When I watched the Kennedy dynasty’s self-indulgent endorsement of Barack Obama yesterday, I saw a bloated, effete patriarch patting himself on the back and his candidate on the head. I heard empty platitudes and nostalgia and a desperate, windy plea for relevance. The hypocrisy of vicious, country-clubber Teddy K (Flashback: Teddy K and The Owl Club; Flashback;Teddy K’s unhinged diatribe against Sam Alito; Flashback: Kennedy’s shamnesty “Gestapo” rant) extolling Obama for “lifting up” rather than “tearing down” was nauseating.
New York Times conservative David Brooks, on the other hand, was enthralled by the “Kennedy mystique.” There was, gushed Brooks, “something important and memorable about the way the 75-year-old Kennedy communed and bonded with a rapturous crowd half a century his junior.”

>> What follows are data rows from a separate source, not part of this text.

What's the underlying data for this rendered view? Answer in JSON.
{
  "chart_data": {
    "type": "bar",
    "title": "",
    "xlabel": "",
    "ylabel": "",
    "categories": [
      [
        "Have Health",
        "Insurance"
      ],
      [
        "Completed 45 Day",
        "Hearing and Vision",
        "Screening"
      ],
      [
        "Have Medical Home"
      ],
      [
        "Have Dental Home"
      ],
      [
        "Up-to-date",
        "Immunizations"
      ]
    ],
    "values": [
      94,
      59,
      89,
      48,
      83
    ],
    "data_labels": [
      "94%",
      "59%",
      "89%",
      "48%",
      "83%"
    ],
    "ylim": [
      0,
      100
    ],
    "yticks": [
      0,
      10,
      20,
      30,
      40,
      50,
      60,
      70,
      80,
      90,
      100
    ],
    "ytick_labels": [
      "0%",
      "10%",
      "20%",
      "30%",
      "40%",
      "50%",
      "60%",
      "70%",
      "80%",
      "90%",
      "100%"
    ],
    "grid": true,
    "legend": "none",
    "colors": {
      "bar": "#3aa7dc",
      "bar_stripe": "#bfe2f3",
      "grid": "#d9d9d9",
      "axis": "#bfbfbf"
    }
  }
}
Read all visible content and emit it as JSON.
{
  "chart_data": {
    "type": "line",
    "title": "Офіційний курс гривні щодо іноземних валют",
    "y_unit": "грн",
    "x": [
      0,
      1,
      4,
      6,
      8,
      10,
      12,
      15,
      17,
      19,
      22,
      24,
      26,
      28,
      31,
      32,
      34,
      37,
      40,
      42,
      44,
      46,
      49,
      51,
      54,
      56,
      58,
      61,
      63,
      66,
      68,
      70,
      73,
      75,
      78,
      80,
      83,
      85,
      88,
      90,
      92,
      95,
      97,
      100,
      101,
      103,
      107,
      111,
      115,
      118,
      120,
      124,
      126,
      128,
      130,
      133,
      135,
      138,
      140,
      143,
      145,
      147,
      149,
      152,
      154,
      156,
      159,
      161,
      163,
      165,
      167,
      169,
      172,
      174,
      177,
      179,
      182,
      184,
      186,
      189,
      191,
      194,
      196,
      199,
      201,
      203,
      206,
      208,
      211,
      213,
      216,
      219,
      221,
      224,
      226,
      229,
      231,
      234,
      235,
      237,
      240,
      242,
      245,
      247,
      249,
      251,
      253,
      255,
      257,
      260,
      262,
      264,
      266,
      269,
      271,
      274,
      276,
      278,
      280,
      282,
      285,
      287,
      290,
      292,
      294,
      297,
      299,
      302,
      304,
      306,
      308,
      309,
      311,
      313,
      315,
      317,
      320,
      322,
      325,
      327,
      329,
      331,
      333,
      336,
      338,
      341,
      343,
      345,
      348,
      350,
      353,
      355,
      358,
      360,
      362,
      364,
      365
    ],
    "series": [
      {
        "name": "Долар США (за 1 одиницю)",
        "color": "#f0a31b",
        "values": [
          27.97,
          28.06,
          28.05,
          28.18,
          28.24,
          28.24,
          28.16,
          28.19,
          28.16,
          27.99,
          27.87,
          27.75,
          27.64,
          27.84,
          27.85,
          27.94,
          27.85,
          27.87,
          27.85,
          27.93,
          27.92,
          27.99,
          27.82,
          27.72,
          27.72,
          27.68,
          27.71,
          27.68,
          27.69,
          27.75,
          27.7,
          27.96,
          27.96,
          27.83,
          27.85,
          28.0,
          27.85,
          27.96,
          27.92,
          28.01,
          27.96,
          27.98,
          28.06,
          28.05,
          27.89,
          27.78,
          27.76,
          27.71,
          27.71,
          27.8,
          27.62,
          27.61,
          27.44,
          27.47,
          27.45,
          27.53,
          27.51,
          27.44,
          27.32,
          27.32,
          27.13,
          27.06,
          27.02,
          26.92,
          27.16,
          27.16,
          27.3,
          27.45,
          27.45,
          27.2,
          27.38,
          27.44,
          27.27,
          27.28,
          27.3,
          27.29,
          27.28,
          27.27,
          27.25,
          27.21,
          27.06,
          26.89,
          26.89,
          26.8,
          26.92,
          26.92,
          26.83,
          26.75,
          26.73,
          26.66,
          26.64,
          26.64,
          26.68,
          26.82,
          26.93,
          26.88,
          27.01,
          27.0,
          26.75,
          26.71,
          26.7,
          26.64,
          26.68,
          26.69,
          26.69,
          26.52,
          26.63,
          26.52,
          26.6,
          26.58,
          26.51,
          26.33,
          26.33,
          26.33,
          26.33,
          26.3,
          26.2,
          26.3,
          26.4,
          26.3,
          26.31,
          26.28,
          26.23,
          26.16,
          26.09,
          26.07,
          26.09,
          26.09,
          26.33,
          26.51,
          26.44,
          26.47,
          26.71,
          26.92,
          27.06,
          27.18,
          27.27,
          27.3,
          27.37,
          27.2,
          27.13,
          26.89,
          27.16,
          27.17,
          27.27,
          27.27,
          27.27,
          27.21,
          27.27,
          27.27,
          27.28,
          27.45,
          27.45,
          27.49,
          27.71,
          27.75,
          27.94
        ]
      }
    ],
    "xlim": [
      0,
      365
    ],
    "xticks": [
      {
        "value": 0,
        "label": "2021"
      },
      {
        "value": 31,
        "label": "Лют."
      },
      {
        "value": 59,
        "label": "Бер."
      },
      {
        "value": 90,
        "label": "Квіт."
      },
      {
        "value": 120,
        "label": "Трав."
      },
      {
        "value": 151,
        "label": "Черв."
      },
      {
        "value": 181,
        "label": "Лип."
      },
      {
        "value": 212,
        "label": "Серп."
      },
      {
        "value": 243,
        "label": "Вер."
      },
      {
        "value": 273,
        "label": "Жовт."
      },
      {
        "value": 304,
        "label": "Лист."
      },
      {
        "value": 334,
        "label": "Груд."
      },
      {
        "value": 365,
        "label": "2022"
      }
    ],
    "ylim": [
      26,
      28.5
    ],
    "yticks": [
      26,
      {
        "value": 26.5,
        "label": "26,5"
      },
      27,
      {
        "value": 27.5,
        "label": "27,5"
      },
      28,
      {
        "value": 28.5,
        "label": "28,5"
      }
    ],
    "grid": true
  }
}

I wasn't particularly enthused with Brooks' today either for some of the same reasons; but certainly he's entitled to his opinion. Matt Yglesias, however, thinks that Brooks has ulterior motives (because all conservatives do, you know). But if you're a dyed-in-the-wool Teddy hater, just go through Malkin's entire post and revel in the litany of the joke/caricature that is the Senior Senator from the great state of Massachusetts.